You may remember great jubilation in Weather Eye a year or so ago when the 44th IMO Prize was awarded to Jim Dooge. The IMO Prize is meteorology's highest international honour, established by the World Meteorological Organisation in 1955 to commemorate that group's predecessor, the International Meteorological Organisation. Prof Dooge, a long-time member of Seanad Eireann and sometime Irish foreign minister, received the award for his outstanding contribution over the years to hydrology, the science of water - which is, of course, his primary profession. Now the 45th IMO Prize has been presented, and again its recipient is no stranger to this column. Prof Edward Lorenz, an American born in Hartford, Connecticut, and professor emeritus of meteorology at the Massachusetts Institute of Technology, is an atmospheric scientist of world repute, but he became famous to a much wider constituency in the early 1970s when he articulated "chaos theory".
Lorenz's thesis, as applied to meteorology, was that beyond a certain interval of time, the behaviour of the atmosphere becomes inherently unpredictable. No matter how well our computer models reflect its actual behaviour, the initial state of the atmosphere can never be defined accurately enough for them to work effectively for, say, a three-week forecast period. Even the tiniest incidental eddies in the wind-flow may amplify spontaneously over time and in due course achieve proportions sufficient to have a catalytic effect on major weather systems. The atmosphere behaves chaotically.

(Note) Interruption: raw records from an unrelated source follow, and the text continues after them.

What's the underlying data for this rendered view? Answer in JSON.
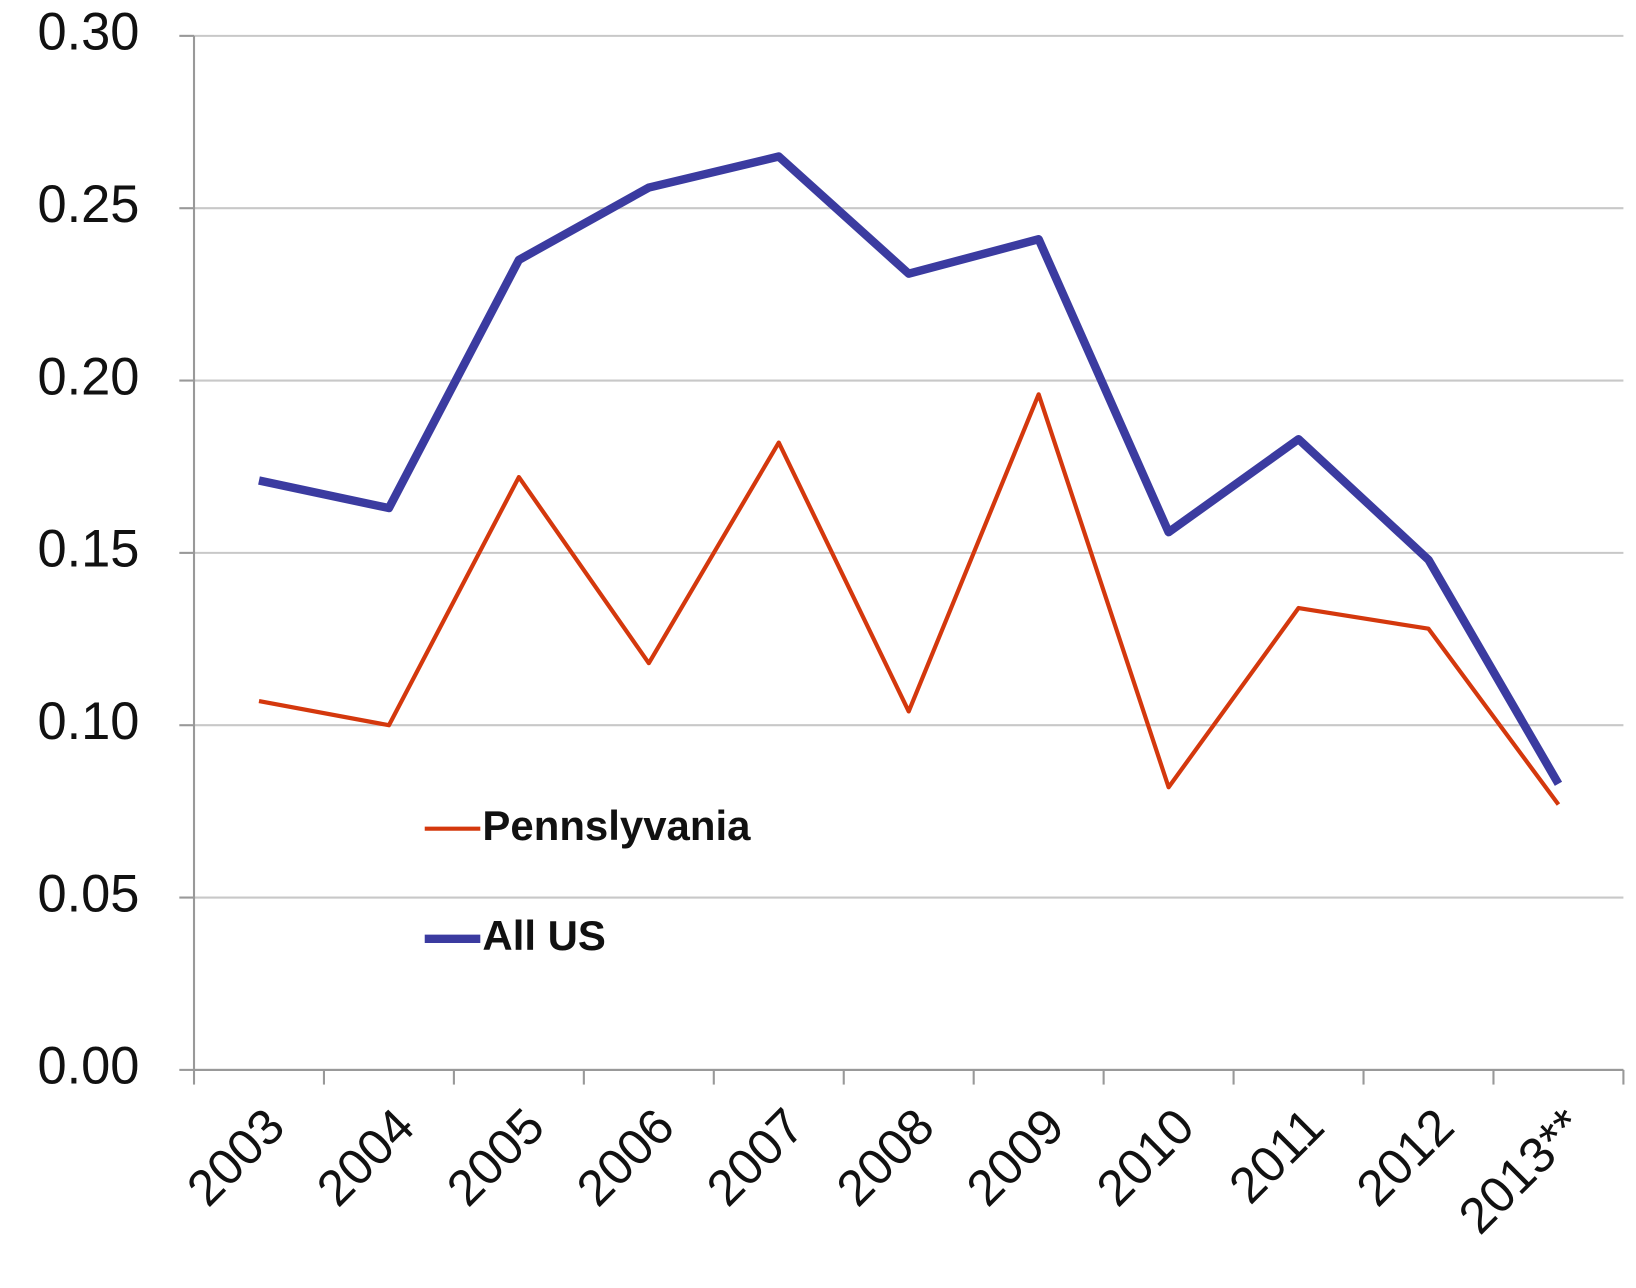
{
  "chart_data": {
    "type": "line",
    "categories": [
      "2003",
      "2004",
      "2005",
      "2006",
      "2007",
      "2008",
      "2009",
      "2010",
      "2011",
      "2012",
      "2013**"
    ],
    "series": [
      {
        "name": "Pennslyvania",
        "color": "#d4380d",
        "values": [
          0.107,
          0.1,
          0.172,
          0.118,
          0.182,
          0.104,
          0.196,
          0.082,
          0.134,
          0.128,
          0.077
        ]
      },
      {
        "name": "All US",
        "color": "#3b3ba0",
        "values": [
          0.171,
          0.163,
          0.235,
          0.256,
          0.265,
          0.231,
          0.241,
          0.156,
          0.183,
          0.148,
          0.083
        ]
      }
    ],
    "ylim": [
      0,
      0.3
    ],
    "yticks": [
      {
        "value": 0,
        "label": "0.00"
      },
      {
        "value": 0.05,
        "label": "0.05"
      },
      {
        "value": 0.1,
        "label": "0.10"
      },
      {
        "value": 0.15,
        "label": "0.15"
      },
      {
        "value": 0.2,
        "label": "0.20"
      },
      {
        "value": 0.25,
        "label": "0.25"
      },
      {
        "value": 0.3,
        "label": "0.30"
      }
    ],
    "grid": true,
    "legend": "left"
  }
}
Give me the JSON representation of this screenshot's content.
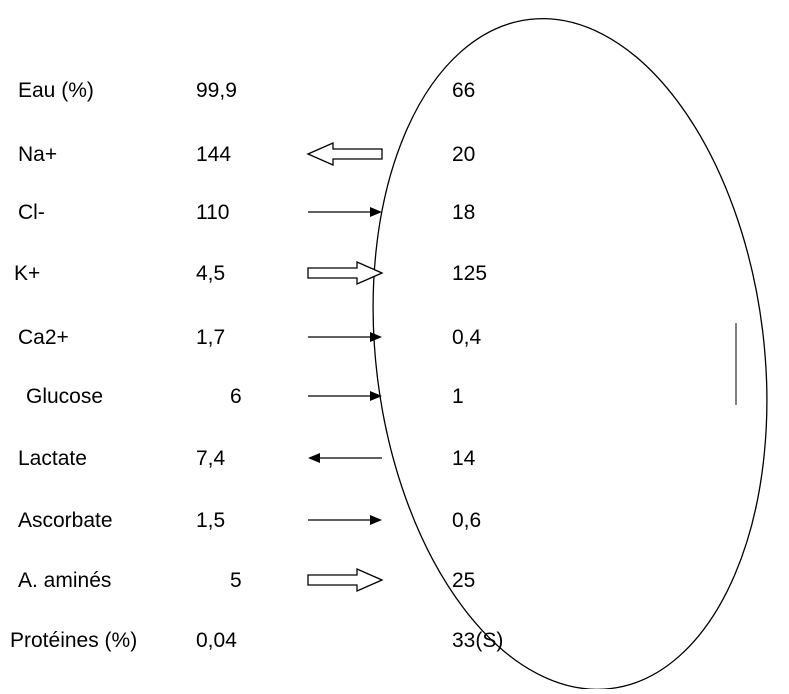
{
  "rows": [
    {
      "name": "Eau (%)",
      "outside": "99,9",
      "inside": "66",
      "arrow": "none"
    },
    {
      "name": "Na+",
      "outside": "144",
      "inside": "20",
      "arrow": "hollow-left"
    },
    {
      "name": "Cl-",
      "outside": "110",
      "inside": "18",
      "arrow": "solid-right"
    },
    {
      "name": "K+",
      "outside": "4,5",
      "inside": "125",
      "arrow": "hollow-right"
    },
    {
      "name": "Ca2+",
      "outside": "1,7",
      "inside": "0,4",
      "arrow": "solid-right"
    },
    {
      "name": "Glucose",
      "outside": "6",
      "inside": "1",
      "arrow": "solid-right"
    },
    {
      "name": "Lactate",
      "outside": "7,4",
      "inside": "14",
      "arrow": "solid-left"
    },
    {
      "name": "Ascorbate",
      "outside": "1,5",
      "inside": "0,6",
      "arrow": "solid-right"
    },
    {
      "name": "A. aminés",
      "outside": "5",
      "inside": "25",
      "arrow": "hollow-right"
    },
    {
      "name": "Protéines (%)",
      "outside": "0,04",
      "inside": "33(S)",
      "arrow": "none"
    }
  ]
}
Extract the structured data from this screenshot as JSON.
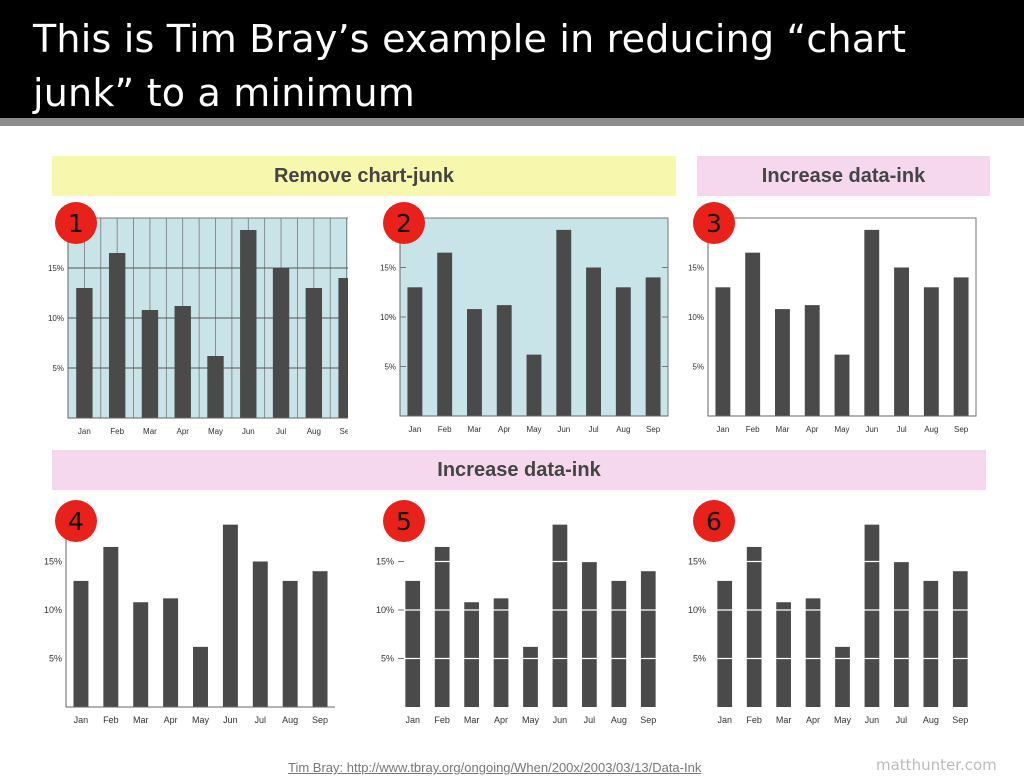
{
  "slide": {
    "title": "This is Tim Bray’s example in reducing “chart junk” to a minimum",
    "banner_top_left": "Remove chart-junk",
    "banner_top_right": "Increase data-ink",
    "banner_middle": "Increase data-ink",
    "source": "Tim Bray: http://www.tbray.org/ongoing/When/200x/2003/03/13/Data-Ink",
    "watermark": "matthunter.com"
  },
  "colors": {
    "bar": "#4a4a4a",
    "panel_bg_junk": "#c9e4e8",
    "badge": "#e8211a",
    "banner_yellow": "#f7f7ae",
    "banner_pink": "#f6d8ee"
  },
  "chart_data": [
    {
      "type": "bar",
      "badge": "1",
      "style": "full-grid-colored-background",
      "categories": [
        "Jan",
        "Feb",
        "Mar",
        "Apr",
        "May",
        "Jun",
        "Jul",
        "Aug",
        "Sep"
      ],
      "values": [
        13,
        16.5,
        10.8,
        11.2,
        6.2,
        18.8,
        15,
        13,
        14
      ],
      "yticks": [
        "5%",
        "10%",
        "15%"
      ],
      "ylim": [
        0,
        20
      ],
      "grid": "horizontal+vertical"
    },
    {
      "type": "bar",
      "badge": "2",
      "style": "colored-background-ticks",
      "categories": [
        "Jan",
        "Feb",
        "Mar",
        "Apr",
        "May",
        "Jun",
        "Jul",
        "Aug",
        "Sep"
      ],
      "values": [
        13,
        16.5,
        10.8,
        11.2,
        6.2,
        18.8,
        15,
        13,
        14
      ],
      "yticks": [
        "5%",
        "10%",
        "15%"
      ],
      "ylim": [
        0,
        20
      ],
      "grid": "none"
    },
    {
      "type": "bar",
      "badge": "3",
      "style": "white-background-framed",
      "categories": [
        "Jan",
        "Feb",
        "Mar",
        "Apr",
        "May",
        "Jun",
        "Jul",
        "Aug",
        "Sep"
      ],
      "values": [
        13,
        16.5,
        10.8,
        11.2,
        6.2,
        18.8,
        15,
        13,
        14
      ],
      "yticks": [
        "5%",
        "10%",
        "15%"
      ],
      "ylim": [
        0,
        20
      ],
      "grid": "none"
    },
    {
      "type": "bar",
      "badge": "4",
      "style": "axes-only",
      "categories": [
        "Jan",
        "Feb",
        "Mar",
        "Apr",
        "May",
        "Jun",
        "Jul",
        "Aug",
        "Sep"
      ],
      "values": [
        13,
        16.5,
        10.8,
        11.2,
        6.2,
        18.8,
        15,
        13,
        14
      ],
      "yticks": [
        "5%",
        "10%",
        "15%"
      ],
      "ylim": [
        0,
        20
      ],
      "grid": "none"
    },
    {
      "type": "bar",
      "badge": "5",
      "style": "no-frame-tick-marks",
      "categories": [
        "Jan",
        "Feb",
        "Mar",
        "Apr",
        "May",
        "Jun",
        "Jul",
        "Aug",
        "Sep"
      ],
      "values": [
        13,
        16.5,
        10.8,
        11.2,
        6.2,
        18.8,
        15,
        13,
        14
      ],
      "yticks": [
        "5%",
        "10%",
        "15%"
      ],
      "ylim": [
        0,
        20
      ],
      "grid": "white lines through bars"
    },
    {
      "type": "bar",
      "badge": "6",
      "style": "minimal-white-grid",
      "categories": [
        "Jan",
        "Feb",
        "Mar",
        "Apr",
        "May",
        "Jun",
        "Jul",
        "Aug",
        "Sep"
      ],
      "values": [
        13,
        16.5,
        10.8,
        11.2,
        6.2,
        18.8,
        15,
        13,
        14
      ],
      "yticks": [
        "5%",
        "10%",
        "15%"
      ],
      "ylim": [
        0,
        20
      ],
      "grid": "white lines through bars"
    }
  ]
}
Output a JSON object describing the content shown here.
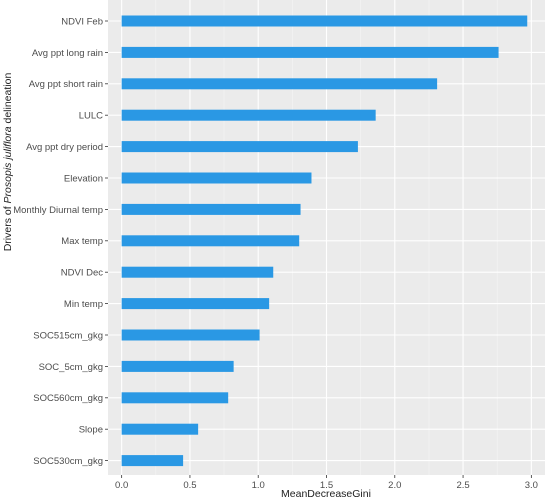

Chaos theory made it possible to estimate the inherent predictability, or otherwise, of the weather and climate at any given time, and led to significant improvements in the accuracy of the computer models used for weather forecasting. But chaos had applications far beyond the boundaries of meteorology. Lorenz's book, The Essence of Chaos, defined the concept in a way that nonspecialists found relatively easy to understand, and it spawned a whole new glossary of jargon, from "phase spaces" with "sources", "sinks" and "saddles", to "strange attractors", "bifurcations", "tangles" and "period-doubling cascades".
It opened up, in fact, an entirely new field of scientific enquiry, having a profound effect on the thinking of scientists in other disciplines, political decision-makers and the public.
And he coined a phrase. In a lecture in the early 1970s, describing the phenomenon of chaos, Lorenz remarked: "A very small perturbation, in due time, can make things develop quite differently from the way they would have happened if the small disturbance had not been there." Then in a rhetorical question, he went on suggest an image that has become a universal cliche: "Could the flap of a butterfly's wings over Brazil spawn the next tornado up in Texas?"